I find it hard to believe that the designated hitter in baseball is 40 years old. I remember when the American League introduced the "DH" into baseball, there were many who felt it was just a matter of time before the harebrained idea was dropped and we'd be back to pitchers striking out.
But the rule lives on. Baseball purists insist the game was intended for everyone to bat, even the highest-priced pitchers. While football has evolved into a situational substitution format and basketball added the three-point shot, they contend Abner Doubleday always intended for pitchers to hit.
Having the pitcher in the lineup does infuse more strategy and puts a premium on pinch-hitters. Still, those who like the DH prefer a lineup infused with more punch and will remind you that baseball started with nine balls and five strikes per batter.
Don't expect any changes in the designated hitter any time soon. Some might say it's actually more popular since the rule has made its way down into the amateur ranks with area youth leagues using it in one format or another.
But the situation in the Major Leagues remains awkward since its implementation into the World Series and now inter-league play underscores the rules disparity between the two leagues.
Is there a way that this situation could be solved short of one of the leagues giving in?
Jim Szantor thinks there is. Some may remember I introduced my column readers to Jim last year on the topic of the Society for American Baseball Research (SABR). He is a baseball junky in the best kind of way. Now a Door County resident, his long tenure behind the editing desk at the Chicago Tribune and friendships with its iconic baseball writers only fueled his passion for the sport.
A self-professed "seamhead," Jim is also a regular at the YMCA where we cross paths on occasion and often talk a little baseball.
It was there a couple weeks ago that Jim dropped his idea for the DH on me.
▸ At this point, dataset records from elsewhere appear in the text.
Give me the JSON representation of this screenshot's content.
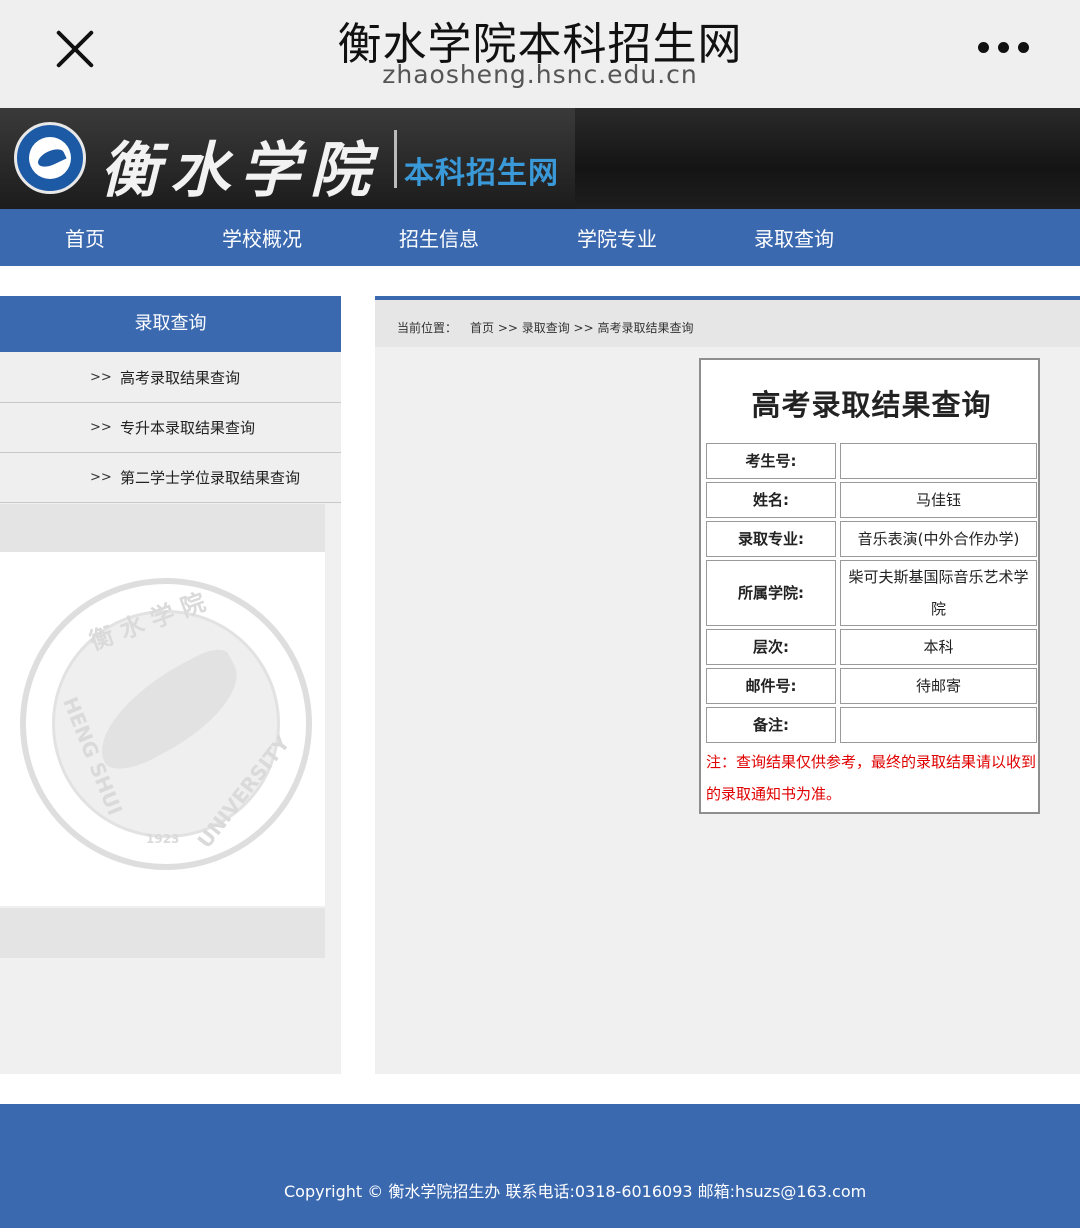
{
  "browser": {
    "title": "衡水学院本科招生网",
    "url": "zhaosheng.hsnc.edu.cn"
  },
  "header": {
    "school_name": "衡水学院",
    "subtitle": "本科招生网"
  },
  "nav": {
    "items": [
      "首页",
      "学校概况",
      "招生信息",
      "学院专业",
      "录取查询"
    ]
  },
  "sidebar": {
    "title": "录取查询",
    "arrow": ">>",
    "items": [
      "高考录取结果查询",
      "专升本录取结果查询",
      "第二学士学位录取结果查询"
    ],
    "watermark": {
      "cn": "衡 水 学 院",
      "en_left": "HENG SHUI",
      "year": "1923",
      "en_right": "UNIVERSITY"
    }
  },
  "breadcrumb": {
    "label": "当前位置：",
    "path": "首页 >> 录取查询 >> 高考录取结果查询"
  },
  "result": {
    "title": "高考录取结果查询",
    "rows": [
      {
        "label": "考生号:",
        "value": ""
      },
      {
        "label": "姓名:",
        "value": "马佳钰"
      },
      {
        "label": "录取专业:",
        "value": "音乐表演(中外合作办学)"
      },
      {
        "label": "所属学院:",
        "value": "柴可夫斯基国际音乐艺术学院"
      },
      {
        "label": "层次:",
        "value": "本科"
      },
      {
        "label": "邮件号:",
        "value": "待邮寄"
      },
      {
        "label": "备注:",
        "value": ""
      }
    ],
    "note": "注：查询结果仅供参考，最终的录取结果请以收到的录取通知书为准。"
  },
  "footer": {
    "text": "Copyright © 衡水学院招生办 联系电话:0318-6016093 邮箱:hsuzs@163.com"
  },
  "colors": {
    "nav_blue": "#3a69b0",
    "header_dark": "#1c1c1c",
    "note_red": "#e00000"
  },
  "icons": [
    "close-icon",
    "more-icon",
    "university-logo"
  ]
}
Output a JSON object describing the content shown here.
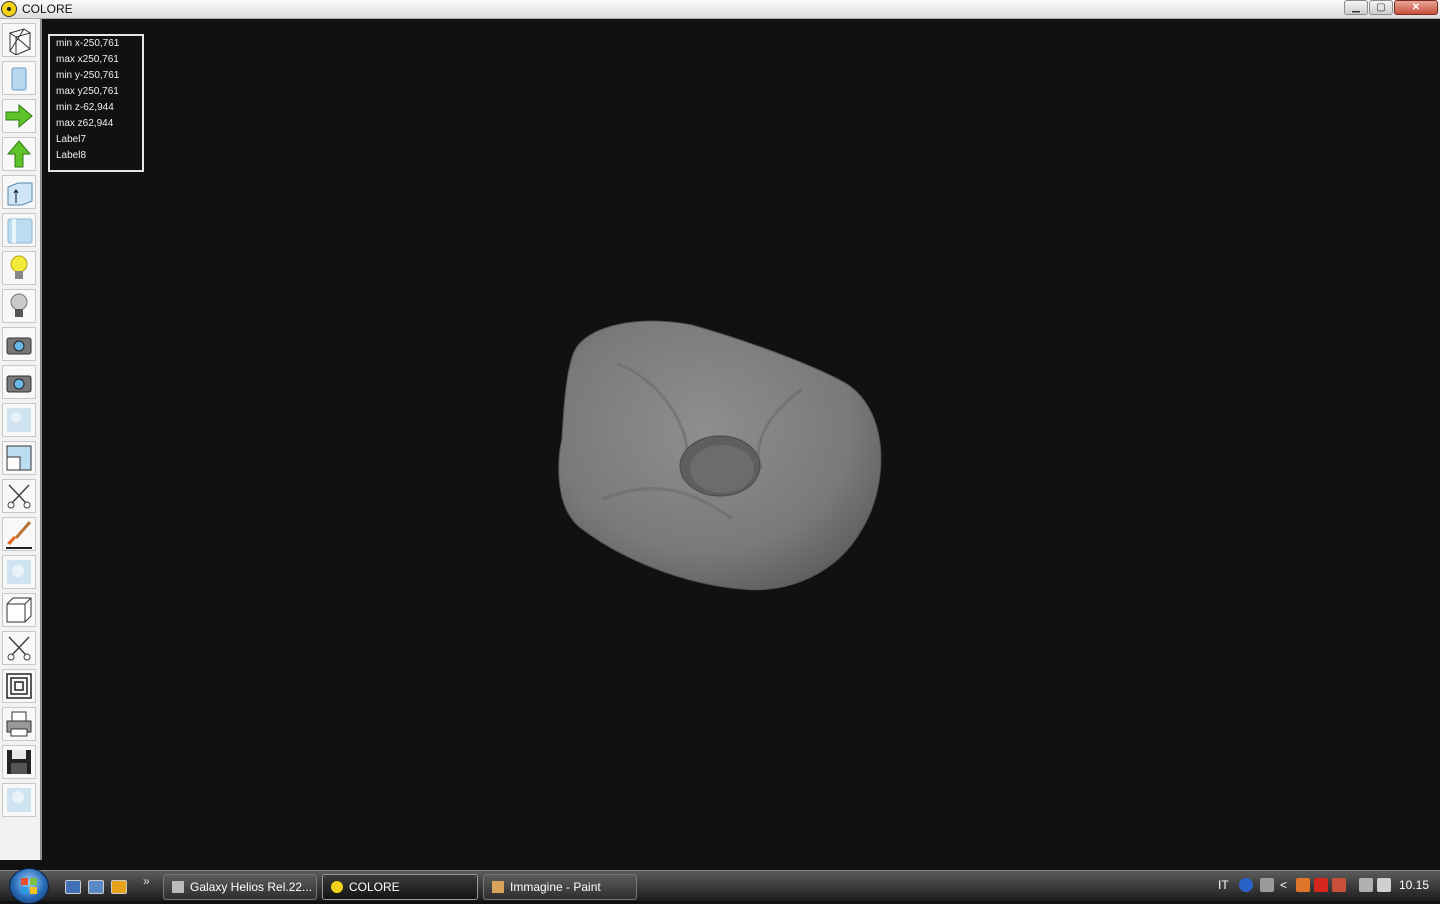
{
  "window": {
    "title": "COLORE",
    "controls": {
      "minimize": "▁",
      "maximize": "▢",
      "close": "✕"
    }
  },
  "toolbar": {
    "tools": [
      "wireframe-tool-icon",
      "solid-view-icon",
      "arrow-right-icon",
      "arrow-up-icon",
      "normal-tool-icon",
      "cylinder-icon",
      "light-on-icon",
      "light-off-icon",
      "camera-icon",
      "camera-2-icon",
      "texture-icon",
      "window-split-icon",
      "scissors-icon",
      "paint-brush-icon",
      "texture-2-icon",
      "cube-icon",
      "scissors-2-icon",
      "nested-squares-icon",
      "printer-icon",
      "save-disk-icon",
      "texture-3-icon"
    ]
  },
  "info": {
    "min_x": "min x-250,761",
    "max_x": "max x250,761",
    "min_y": "min y-250,761",
    "max_y": "max y250,761",
    "min_z": "min z-62,944",
    "max_z": "max z62,944",
    "label7": "Label7",
    "label8": "Label8"
  },
  "taskbar": {
    "tasks": [
      {
        "label": "Galaxy Helios  Rel.22..."
      },
      {
        "label": "COLORE"
      },
      {
        "label": "Immagine - Paint"
      }
    ],
    "quicklaunch_more": "»",
    "language": "IT",
    "clock": "10.15",
    "tray_arrow": "<"
  },
  "colors": {
    "background": "#111111",
    "model": "#7d7d7d",
    "titlebar": "#e6e6e6"
  }
}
His remedy for the current situation seemed too straight forward and logical to gain universal support. And Jim has a platform to promote his ideas through a popular blog (www.jimjustsaying.com). His loyal readership spans 43 countries. His idea even garnered positive feedback from some distinguished national writers.
"It's simple," Jim told me. "Merely keep the DH and put it in both leagues."
But to satisfy the purists, including Jim himself, it could only be used in one game per series against a particular foe.
"Once in a series, a manager could elect to use the designated hitter - even if the opposing manager was not using it in that game," Jim explained to me. "You might have a crucial late-season Yankee-Red Sox series with the visiting New Yorkers using the DH in the opening game, hoping to get off to a good start and the host Red Sox saving it for the last game, just in case. Think of the second-guessing and strategic possibilities."
Jim's right, the possibilities are endless as the manager's use of the DH would be dependent on availability of players, opposing pitchers and even the weather forecast.
"At least the DH idea would have both leagues playing the same way," Jim said. "At the very least I think the idea merits a one-year trial."